Superintendent Ken Weaver released this statement:

“At Oxford Community Schools, our core mission is to educate and support our amazing students to prepare them for success.

As part of our mission, the physical safety and emotional well-being of our students and staff remains our top priority. We also strive each and every day to foster a culture of compassion, understanding, and respect. We value all parent and student input and continue to work with our students and parents through these difficult times.

Since the tragedy on Nov. 30, Oxford Community Schools has engaged our community through meetings, phone calls, town halls, forums, and surveys to listen and garner feedback. Input from our students, staff and families has helped shape and drive our successful return to school plan and our school safety plans. We have also consulted with mental health experts, security experts and local law enforcement in developing our plans.
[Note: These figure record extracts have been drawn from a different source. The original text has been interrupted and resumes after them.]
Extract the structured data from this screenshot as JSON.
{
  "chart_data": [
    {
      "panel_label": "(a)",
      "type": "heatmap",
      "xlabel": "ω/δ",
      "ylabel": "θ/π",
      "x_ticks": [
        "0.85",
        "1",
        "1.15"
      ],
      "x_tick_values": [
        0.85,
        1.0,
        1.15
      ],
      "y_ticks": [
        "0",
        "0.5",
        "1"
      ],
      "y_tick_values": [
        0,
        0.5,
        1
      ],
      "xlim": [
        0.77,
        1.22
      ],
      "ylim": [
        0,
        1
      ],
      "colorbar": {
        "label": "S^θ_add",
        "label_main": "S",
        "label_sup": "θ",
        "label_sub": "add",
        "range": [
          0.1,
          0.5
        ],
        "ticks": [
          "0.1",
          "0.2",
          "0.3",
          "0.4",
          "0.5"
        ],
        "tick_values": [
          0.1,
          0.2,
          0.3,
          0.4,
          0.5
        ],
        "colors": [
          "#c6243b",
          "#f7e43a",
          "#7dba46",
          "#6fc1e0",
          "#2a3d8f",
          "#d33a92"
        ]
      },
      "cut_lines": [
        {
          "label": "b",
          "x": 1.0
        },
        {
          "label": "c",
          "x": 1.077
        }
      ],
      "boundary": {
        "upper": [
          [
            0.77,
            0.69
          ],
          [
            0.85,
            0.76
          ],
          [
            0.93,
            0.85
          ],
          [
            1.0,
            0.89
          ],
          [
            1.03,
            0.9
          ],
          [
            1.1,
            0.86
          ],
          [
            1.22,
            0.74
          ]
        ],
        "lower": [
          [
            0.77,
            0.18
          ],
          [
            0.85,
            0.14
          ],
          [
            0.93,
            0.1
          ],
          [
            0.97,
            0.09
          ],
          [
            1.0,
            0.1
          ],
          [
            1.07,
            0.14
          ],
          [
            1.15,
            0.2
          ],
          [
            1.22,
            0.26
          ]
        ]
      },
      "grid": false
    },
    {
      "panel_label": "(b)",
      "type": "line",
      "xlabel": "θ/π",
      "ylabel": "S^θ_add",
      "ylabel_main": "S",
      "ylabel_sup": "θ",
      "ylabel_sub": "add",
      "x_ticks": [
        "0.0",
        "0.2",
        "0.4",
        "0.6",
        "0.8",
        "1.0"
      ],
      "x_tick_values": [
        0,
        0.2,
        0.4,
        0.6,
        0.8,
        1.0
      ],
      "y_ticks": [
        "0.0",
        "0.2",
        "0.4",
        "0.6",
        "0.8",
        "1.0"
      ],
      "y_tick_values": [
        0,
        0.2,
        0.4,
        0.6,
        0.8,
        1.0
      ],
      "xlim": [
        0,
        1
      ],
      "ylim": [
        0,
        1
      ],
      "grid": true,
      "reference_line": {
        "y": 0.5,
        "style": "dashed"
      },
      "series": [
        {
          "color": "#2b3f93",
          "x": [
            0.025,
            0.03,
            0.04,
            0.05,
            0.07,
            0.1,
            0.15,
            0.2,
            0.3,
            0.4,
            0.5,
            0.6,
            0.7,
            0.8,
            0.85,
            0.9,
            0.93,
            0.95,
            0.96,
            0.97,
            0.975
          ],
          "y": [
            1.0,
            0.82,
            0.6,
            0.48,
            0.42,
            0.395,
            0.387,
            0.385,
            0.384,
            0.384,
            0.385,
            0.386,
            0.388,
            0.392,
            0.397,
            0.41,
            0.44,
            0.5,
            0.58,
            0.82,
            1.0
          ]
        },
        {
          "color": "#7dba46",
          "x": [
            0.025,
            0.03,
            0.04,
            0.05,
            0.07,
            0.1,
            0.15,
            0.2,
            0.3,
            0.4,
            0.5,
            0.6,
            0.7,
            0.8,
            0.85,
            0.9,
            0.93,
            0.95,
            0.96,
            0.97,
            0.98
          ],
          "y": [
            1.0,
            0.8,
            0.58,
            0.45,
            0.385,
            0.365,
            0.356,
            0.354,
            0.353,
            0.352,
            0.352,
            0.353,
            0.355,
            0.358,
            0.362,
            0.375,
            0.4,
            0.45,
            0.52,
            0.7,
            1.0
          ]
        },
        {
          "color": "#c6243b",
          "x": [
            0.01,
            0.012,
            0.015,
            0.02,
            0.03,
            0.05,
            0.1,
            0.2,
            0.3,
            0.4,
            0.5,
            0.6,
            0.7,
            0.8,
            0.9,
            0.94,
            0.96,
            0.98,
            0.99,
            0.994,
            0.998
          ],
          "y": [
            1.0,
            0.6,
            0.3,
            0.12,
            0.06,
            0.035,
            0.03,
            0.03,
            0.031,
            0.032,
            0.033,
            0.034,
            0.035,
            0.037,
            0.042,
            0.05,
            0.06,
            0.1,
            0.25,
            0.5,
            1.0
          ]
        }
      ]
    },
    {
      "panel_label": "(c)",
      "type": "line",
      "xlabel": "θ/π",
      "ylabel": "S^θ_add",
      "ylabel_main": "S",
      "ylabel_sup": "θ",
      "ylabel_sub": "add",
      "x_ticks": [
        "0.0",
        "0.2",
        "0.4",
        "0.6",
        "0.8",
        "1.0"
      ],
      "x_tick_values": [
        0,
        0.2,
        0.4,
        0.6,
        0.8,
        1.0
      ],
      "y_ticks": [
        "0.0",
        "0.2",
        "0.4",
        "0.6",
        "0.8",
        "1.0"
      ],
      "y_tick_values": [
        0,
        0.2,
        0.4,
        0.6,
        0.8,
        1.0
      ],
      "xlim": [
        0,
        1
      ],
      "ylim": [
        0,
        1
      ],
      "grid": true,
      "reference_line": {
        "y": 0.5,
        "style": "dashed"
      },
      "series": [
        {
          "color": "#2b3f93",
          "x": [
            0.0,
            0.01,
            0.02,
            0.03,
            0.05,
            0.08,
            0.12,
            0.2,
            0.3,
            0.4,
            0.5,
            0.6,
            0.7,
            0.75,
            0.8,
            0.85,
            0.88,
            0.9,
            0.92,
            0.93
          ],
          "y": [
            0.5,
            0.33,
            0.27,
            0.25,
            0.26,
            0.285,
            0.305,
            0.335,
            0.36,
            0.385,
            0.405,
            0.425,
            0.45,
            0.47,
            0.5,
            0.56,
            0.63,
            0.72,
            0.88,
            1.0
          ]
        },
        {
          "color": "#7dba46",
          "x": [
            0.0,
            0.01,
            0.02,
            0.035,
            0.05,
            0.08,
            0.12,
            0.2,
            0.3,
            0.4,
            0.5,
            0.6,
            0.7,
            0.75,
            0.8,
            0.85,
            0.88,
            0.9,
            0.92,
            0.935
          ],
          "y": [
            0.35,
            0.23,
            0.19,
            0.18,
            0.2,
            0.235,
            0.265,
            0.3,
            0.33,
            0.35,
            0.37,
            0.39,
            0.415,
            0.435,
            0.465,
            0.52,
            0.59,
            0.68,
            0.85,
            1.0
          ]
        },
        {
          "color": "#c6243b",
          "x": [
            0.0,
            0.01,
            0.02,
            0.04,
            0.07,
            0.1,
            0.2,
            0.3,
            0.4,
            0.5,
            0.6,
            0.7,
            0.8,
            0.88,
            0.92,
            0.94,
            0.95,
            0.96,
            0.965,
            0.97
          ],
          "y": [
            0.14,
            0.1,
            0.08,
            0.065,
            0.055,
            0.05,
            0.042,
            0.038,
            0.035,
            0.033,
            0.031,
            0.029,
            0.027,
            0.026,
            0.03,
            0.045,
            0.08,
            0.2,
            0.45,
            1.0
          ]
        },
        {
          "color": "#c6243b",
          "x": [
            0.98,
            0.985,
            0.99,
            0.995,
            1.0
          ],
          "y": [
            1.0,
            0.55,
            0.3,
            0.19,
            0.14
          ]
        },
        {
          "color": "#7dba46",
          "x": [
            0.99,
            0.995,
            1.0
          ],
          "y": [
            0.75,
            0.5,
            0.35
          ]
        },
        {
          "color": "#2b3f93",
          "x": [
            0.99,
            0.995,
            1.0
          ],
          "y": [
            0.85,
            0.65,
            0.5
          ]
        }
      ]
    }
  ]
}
We have taken numerous specific and tangible steps to promote the physical safety and emotional well-being of our students and staff. Please review the links below for some of these examples in our communications with our district families, all of which are posted on our website:

· March 16 District Safety Update Information

· February 8 Video from Supt. Throne

· Security Information for Upcoming Events

· Details on Fridays Threatening Phone Calls

Our dialogue with our school community is ongoing. As Superintendent, my goal is to create a three-year plan to reclaim our school district with input from our entire school community. To that end, we have offered more than a dozen forums for district parents and Oxford High School students to sign up for to meet with OCS administration. These forums began this past week and are continuing through the next two weeks. We have also sent out numerous surveys to our parents and staff this week and will have our Oxford High School students complete surveys next week regarding security and social-emotional learning.

Our strong attendance rates of over 90 percent across all our schools are a testament to the resilience of our community, the dedication of our staff, students and families, the strength of our plan which was crafted with input from key stakeholders and experts, and our collective refusal to allow the tragic events of Nov. 30 to define us.”

Bourgeau said numerous attempts to convey student concerns and demands with school administrators have been met with little to no answer.

“We can’t fix the problem if we don’t identify the cause,” Bourgeau said.